タンパク質とビタミンだけじゃない! 医師が伝えたい「成長期の子に欠かせない5大栄養素」
成長による体の変化と不足しがちな栄養素【女児の場合】
一般的に9歳~14歳頃が成長期と言われています。個人差はありますが11歳ごろ身長の伸びのピークを迎え、早い子で10歳頃から、通常だと12歳から14歳頃を目安に初潮を迎えます。女性ホルモンの影響でからだ全体が丸みを帯び女性らしい体型になるのが特徴です。 9歳から12歳ごろは身長が伸びるために必要な骨や筋肉、そして脳を作るための材料、タンパク質、ビタミンB群、ビタミンD、鉄をしっかり摂取して欲しいです。さらに、初潮を迎える12歳後半頃からは鉄の喪失が著しいため、鉄の補充が最も重要となります。 また、主食や間食による糖質過多に注意してください。糖質過多になると正常な脳の発達に重要なメンタルホルモンの調整役であるビタミンBを大量に消費し不足させます。すると、メンタルホルモンがバランスを崩し精神的な不調を引き起こす要因となります。甘いお菓子やジュースの取りすぎに注意しましょう。
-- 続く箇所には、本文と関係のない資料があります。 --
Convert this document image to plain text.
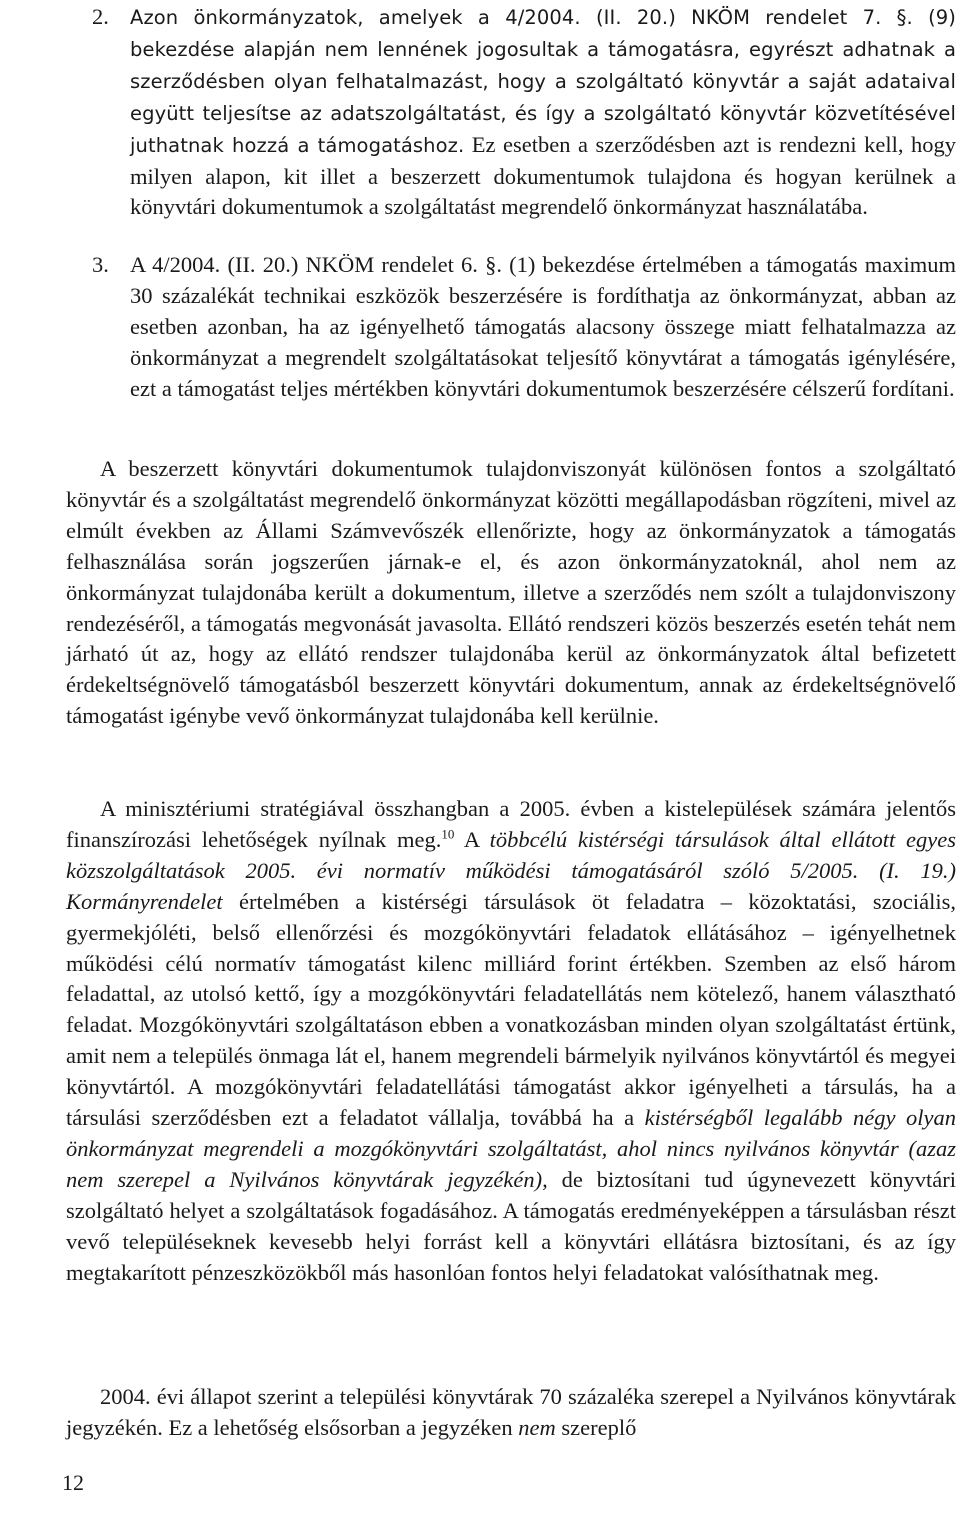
2. Azon önkormányzatok, amelyek a 4/2004. (II. 20.) NKÖM rendelet 7. §. (9) bekezdése alapján nem lennének jogosultak a támogatásra, egyrészt adhatnak a szerződésben olyan felhatalmazást, hogy a szolgáltató könyvtár a saját adataival együtt teljesítse az adatszolgáltatást, és így a szolgáltató könyvtár közvetítésével juthatnak hozzá a támogatáshoz. Ez esetben a szerződésben azt is rendezni kell, hogy milyen alapon, kit illet a beszerzett dokumentumok tulajdona és hogyan kerülnek a könyvtári dokumentumok a szolgáltatást megrendelő önkormányzat használatába.
3. A 4/2004. (II. 20.) NKÖM rendelet 6. §. (1) bekezdése értelmében a támogatás maximum 30 százalékát technikai eszközök beszerzésére is fordíthatja az önkormányzat, abban az esetben azonban, ha az igényelhető támogatás alacsony összege miatt felhatalmazza az önkormányzat a megrendelt szolgáltatásokat teljesítő könyvtárat a támogatás igénylésére, ezt a támogatást teljes mértékben könyvtári dokumentumok beszerzésére célszerű fordítani.

A beszerzett könyvtári dokumentumok tulajdonviszonyát különösen fontos a szolgáltató könyvtár és a szolgáltatást megrendelő önkormányzat közötti megállapodásban rögzíteni, mivel az elmúlt években az Állami Számvevőszék ellenőrizte, hogy az önkormányzatok a támogatás felhasználása során jogszerűen járnak-e el, és azon önkormányzatoknál, ahol nem az önkormányzat tulajdonába került a dokumentum, illetve a szerződés nem szólt a tulajdonviszony rendezéséről, a támogatás megvonását javasolta. Ellátó rendszeri közös beszerzés esetén tehát nem járható út az, hogy az ellátó rendszer tulajdonába kerül az önkormányzatok által befizetett érdekeltségnövelő támogatásból beszerzett könyvtári dokumentum, annak az érdekeltségnövelő támogatást igénybe vevő önkormányzat tulajdonába kell kerülnie.

A minisztériumi stratégiával összhangban a 2005. évben a kistelepülések számára jelentős finanszírozási lehetőségek nyílnak meg.$^{10}$ A többcélú kistérségi társulások által ellátott egyes közszolgáltatások 2005. évi normatív működési támogatásáról szóló 5/2005. (I. 19.) Kormányrendelet értelmében a kistérségi társulások öt feladatra – közoktatási, szociális, gyermekjóléti, belső ellenőrzési és mozgókönyvtári feladatok ellátásához – igényelhetnek működési célú normatív támogatást kilenc milliárd forint értékben. Szemben az első három feladattal, az utolsó kettő, így a mozgókönyvtári feladatellátás nem kötelező, hanem választható feladat. Mozgókönyvtári szolgáltatáson ebben a vonatkozásban minden olyan szolgáltatást értünk, amit nem a település önmaga lát el, hanem megrendeli bármelyik nyilvános könyvtártól és megyei könyvtártól. A mozgókönyvtári feladatellátási támogatást akkor igényelheti a társulás, ha a társulási szerződésben ezt a feladatot vállalja, továbbá ha a kistérségből legalább négy olyan önkormányzat megrendeli a mozgókönyvtári szolgáltatást, ahol nincs nyilvános könyvtár (azaz nem szerepel a Nyilvános könyvtárak jegyzékén), de biztosítani tud úgynevezett könyvtári szolgáltató helyet a szolgáltatások fogadásához. A támogatás eredményeképpen a társulásban részt vevő településeknek kevesebb helyi forrást kell a könyvtári ellátásra biztosítani, és az így megtakarított pénzeszközökből más hasonlóan fontos helyi feladatokat valósíthatnak meg.

2004. évi állapot szerint a települési könyvtárak 70 százaléka szerepel a Nyilvános könyvtárak jegyzékén. Ez a lehetőség elsősorban a jegyzéken nem szereplő

12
成長による体の変化と不足しがちな栄養素【男児の場合】
女児よりもやや遅めの10歳から14歳の間に成長期を迎えます。変化が始まる時期や変化のスピードには個人差が見られ、一般的には12歳ごろから急激に身長が伸び始め、筋肉量の増加が顕著で、たくましく男性らしい体格に変化するのが特徴です。 9歳から成長期の間はずっと、脳の正常な発達にビタミンDの摂取は欠かせません。ビタミンD不足により頭痛や起立性調節障害、朝起きられないなどの症状が出ることがあります。(※1)(※2) さらに、12歳~14歳では急速に身長が伸びること、筋力量が増え体格が大きくなることから、骨や筋肉を作る材料のタンパク質、鉄、ビタミンBが不足しがちです。十分補充して欲しい栄養素です。特に鉄不足が、男児の慢性の頭痛の原因となっていることが多いです。 (※1)Vitamin D Supplementation Improves Autonomic Response To Head Up Tilt In Adolescents Suffering From Orthostatic Intolerance Hypertension. 2020;76:AP198 (※2)The Vitamin D Role in Preventing Primary Headache in Adult and Pediatric Population J. Clin. Med. 2021, 10(24), 5983 また、男児、女児ともに成長期は脳の発達が目覚ましい時期でもあります。脳の発達に重要な栄養素、タンパク質、脂質、鉄、DHA、ミネラルの補充も意識的に行うと良いでしょう。